In an episode of Star Trek Voyager titled “Real Life,” the holographic doctor decided to create a holographic family on the holodeck so he could learn to relate to his flesh and blood counterparts. For those of you who still live on Planet Earth, a holodeck is a “simulated reality facility located on starships and star bases in the fictional Star Trek universe” (Wikipedia). You can find out more than you want to know by googling holodeck.
The doctor programmed an ideal wife, son and daughter and settled down to enjoy family life. One of his crewmates pointed out his Father Knows Best, 1950s style family was a far cry from reality, so she made a few changes to the programming. What followed looked a lot closer to what we experience today: stressed-out, overscheduled wife, kids with questionable friends, and some loud music, backtalk and rebellion thrown in for good measure.
The doctor fared rather well until his daughter fell during a sporting event and sustained a serious head injury. When he and another doctor realized she was beyond help and close to death, the doctor decided he’d had enough and ended the program.

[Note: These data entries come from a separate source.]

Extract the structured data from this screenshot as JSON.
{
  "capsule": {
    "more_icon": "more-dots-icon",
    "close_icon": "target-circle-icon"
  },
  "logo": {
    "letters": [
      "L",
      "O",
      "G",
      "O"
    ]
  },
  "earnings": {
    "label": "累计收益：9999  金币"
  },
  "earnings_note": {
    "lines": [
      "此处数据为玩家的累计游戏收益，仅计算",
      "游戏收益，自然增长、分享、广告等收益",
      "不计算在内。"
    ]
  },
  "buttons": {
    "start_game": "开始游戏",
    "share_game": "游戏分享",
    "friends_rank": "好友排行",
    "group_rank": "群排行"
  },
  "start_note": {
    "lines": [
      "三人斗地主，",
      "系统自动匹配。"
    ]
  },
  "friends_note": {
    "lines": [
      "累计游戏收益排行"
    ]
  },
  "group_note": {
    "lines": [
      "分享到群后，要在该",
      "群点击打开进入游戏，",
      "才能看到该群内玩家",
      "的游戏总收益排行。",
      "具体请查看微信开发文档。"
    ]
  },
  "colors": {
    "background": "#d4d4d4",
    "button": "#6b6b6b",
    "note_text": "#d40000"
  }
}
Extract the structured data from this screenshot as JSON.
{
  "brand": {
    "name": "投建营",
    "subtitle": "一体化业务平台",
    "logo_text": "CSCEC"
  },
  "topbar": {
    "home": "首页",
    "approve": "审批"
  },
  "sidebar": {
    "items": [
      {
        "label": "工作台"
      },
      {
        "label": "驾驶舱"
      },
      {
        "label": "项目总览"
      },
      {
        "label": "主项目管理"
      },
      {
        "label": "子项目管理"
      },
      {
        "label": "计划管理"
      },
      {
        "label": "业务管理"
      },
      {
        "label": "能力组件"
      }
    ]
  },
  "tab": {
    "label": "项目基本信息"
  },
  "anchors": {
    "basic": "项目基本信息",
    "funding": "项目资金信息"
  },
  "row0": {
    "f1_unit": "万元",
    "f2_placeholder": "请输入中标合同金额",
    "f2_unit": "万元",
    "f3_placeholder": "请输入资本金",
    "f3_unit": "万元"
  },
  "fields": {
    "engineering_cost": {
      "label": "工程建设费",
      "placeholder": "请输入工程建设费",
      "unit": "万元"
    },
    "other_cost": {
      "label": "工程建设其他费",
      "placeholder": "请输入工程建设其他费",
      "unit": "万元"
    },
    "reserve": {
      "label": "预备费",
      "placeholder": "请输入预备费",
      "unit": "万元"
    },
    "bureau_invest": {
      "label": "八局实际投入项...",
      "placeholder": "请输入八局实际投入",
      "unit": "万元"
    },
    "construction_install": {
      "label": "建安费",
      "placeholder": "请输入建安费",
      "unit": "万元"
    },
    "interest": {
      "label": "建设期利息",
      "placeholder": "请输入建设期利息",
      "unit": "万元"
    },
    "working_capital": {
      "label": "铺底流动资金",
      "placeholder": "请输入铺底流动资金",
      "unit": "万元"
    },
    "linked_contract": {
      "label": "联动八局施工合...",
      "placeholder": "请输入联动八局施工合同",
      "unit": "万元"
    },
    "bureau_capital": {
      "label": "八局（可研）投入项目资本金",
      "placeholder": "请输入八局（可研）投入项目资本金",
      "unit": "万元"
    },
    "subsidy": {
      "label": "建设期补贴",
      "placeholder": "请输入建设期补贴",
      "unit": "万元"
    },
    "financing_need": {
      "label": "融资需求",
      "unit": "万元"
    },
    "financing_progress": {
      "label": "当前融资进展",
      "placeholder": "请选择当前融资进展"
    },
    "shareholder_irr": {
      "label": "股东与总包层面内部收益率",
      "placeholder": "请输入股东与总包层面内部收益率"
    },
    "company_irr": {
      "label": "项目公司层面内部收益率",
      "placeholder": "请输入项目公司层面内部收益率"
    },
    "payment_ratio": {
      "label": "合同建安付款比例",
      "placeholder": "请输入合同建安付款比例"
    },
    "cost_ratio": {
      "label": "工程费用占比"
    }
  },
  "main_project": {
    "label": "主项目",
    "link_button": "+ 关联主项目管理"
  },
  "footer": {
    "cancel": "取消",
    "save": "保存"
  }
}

Isn’t that what we wish we could do when things get really tough? Life would be so much easier if we could just say, computer, end program, and all our troubles would disappear. Wouldn’t it be wonderful if, like in the doctor’s first program, everyone was always cheerful, well-behaved, happy, healthy and no one had any problems? The doctor thought so; that’s why he left when things became difficult.
Another crew member convinced him not to run out on his suffering family and to go back to his dying daughter. In that way he might learn what being a family was really about. So he did. The doctor’s wife and estranged son also came to the daughter’s bedside. They were all there with her when she died, holding her hand and helping her not to be afraid.
The holographic doctor couldn’t run away from real life and neither can we. We can’t say, end program, but we can say, Father, help us and the most loving, powerful Being alive will be there to give us his strength and help.
Life is messy and difficult, but as the doctor learned, it’s also worth the struggle. His fictional family learned love is stronger than troubles. What they didn’t know is God is stronger than life or death and that real life is in him. We know, so instead of running away, we run to—Jesus, who is our real life.